# A Little Bit Of Abbey :)



## Andre Isaacs :) (Dec 2, 2016)

Just a few pics of Abbey that I took earlier on today


----------



## CaliTiels (Oct 18, 2012)

Oh my god Abbey is absolutely GORGEOUS   

What mutation is Abbey? Cinnamon yes, but is there something else?


----------



## Andre Isaacs :) (Dec 2, 2016)

Ahhhww Thanks So Much Calitiels!!
Jaid is a lovely one too 

Well,To me,She Certainly Looks like A Whiteface Cinnamon Pied 

A few other opinions would be appreciated!! 

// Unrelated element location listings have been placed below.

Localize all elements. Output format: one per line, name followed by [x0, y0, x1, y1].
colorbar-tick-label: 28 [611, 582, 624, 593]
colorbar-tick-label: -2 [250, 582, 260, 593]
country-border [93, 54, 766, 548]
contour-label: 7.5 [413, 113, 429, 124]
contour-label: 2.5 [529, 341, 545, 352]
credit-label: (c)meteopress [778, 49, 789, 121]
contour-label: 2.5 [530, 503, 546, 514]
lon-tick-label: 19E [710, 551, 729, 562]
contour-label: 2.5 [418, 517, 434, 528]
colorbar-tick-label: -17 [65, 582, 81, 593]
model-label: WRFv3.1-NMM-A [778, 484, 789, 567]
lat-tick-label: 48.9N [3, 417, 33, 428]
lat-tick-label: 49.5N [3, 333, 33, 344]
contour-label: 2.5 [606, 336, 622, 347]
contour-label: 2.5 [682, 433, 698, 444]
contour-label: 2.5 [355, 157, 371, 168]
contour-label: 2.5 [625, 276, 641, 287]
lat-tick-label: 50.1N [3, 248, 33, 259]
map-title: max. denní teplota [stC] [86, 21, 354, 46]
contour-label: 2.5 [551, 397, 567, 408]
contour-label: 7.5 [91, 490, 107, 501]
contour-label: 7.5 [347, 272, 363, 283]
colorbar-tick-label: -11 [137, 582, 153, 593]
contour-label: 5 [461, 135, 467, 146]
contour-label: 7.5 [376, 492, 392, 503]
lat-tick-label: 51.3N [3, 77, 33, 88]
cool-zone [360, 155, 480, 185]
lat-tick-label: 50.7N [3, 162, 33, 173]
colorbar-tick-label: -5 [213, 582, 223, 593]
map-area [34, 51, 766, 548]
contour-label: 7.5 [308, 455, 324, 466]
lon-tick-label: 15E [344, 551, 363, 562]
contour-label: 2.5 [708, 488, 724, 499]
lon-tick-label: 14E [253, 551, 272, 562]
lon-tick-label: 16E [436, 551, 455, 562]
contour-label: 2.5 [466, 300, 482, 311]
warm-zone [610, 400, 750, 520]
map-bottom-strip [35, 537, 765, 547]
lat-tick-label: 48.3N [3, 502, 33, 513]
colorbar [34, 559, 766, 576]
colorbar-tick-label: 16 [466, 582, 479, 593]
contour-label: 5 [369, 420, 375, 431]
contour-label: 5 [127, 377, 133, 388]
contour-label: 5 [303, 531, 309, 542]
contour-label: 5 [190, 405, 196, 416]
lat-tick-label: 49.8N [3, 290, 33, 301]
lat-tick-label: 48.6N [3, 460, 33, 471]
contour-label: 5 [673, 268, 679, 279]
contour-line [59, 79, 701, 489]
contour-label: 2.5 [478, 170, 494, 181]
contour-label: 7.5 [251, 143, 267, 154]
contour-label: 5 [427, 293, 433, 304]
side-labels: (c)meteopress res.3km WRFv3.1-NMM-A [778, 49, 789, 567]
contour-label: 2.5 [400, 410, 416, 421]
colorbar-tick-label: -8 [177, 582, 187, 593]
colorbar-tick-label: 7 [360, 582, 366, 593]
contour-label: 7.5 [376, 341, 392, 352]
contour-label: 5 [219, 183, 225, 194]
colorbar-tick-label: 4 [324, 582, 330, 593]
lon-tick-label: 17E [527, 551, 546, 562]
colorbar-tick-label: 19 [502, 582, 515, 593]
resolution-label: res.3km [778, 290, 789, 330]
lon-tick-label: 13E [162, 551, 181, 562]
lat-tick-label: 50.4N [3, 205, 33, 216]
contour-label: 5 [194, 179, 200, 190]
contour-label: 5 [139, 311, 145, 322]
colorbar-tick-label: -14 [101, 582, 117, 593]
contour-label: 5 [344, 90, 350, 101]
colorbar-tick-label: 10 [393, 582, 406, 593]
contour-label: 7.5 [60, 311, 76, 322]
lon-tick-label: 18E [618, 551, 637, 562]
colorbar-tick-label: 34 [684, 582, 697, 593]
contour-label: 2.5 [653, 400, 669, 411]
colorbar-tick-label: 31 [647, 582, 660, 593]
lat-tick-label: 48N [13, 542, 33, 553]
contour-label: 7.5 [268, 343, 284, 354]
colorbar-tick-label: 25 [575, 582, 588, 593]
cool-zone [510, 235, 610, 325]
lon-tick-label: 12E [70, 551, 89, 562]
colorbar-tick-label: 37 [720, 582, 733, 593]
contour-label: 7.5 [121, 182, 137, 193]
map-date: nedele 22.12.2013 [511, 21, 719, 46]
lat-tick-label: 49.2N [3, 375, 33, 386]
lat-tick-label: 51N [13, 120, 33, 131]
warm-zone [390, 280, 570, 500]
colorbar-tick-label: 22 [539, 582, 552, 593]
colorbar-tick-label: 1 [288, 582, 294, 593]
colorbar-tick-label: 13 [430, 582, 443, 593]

:wf cinnamon: :wf cinnamon:


----------



## littletiel (May 15, 2011)

Absolutely adorable!


----------



## vampiric_conure (Jul 8, 2012)

Awwww! Abbey looks absolutely stunning


----------



## Vickitiel (Oct 10, 2012)

She is so beautiful! :blush:


----------



## TamaMoo (Jan 12, 2014)

She's a beauty!


----------



## Cactus18 (May 27, 2012)

Wow! She's 100% stunning! I love her soft white hood and subtle colours. Such a little beauty and she looks so content and cuddly


----------



## moonchild (Jul 29, 2012)

Wow, so beautiful!


----------



## roxy culver (May 27, 2010)

She really is lovely. I would second that she's a cinnamon whitefaced pied!


----------



## mregpm (May 18, 2016)

Absolutely stunning 😂

Sent from my InFocus M808 using Tapatalk


----------



## Janalee (Jul 25, 2012)

*Abbey*

I can't help with mutations, but, wow, she's gorgeous!


----------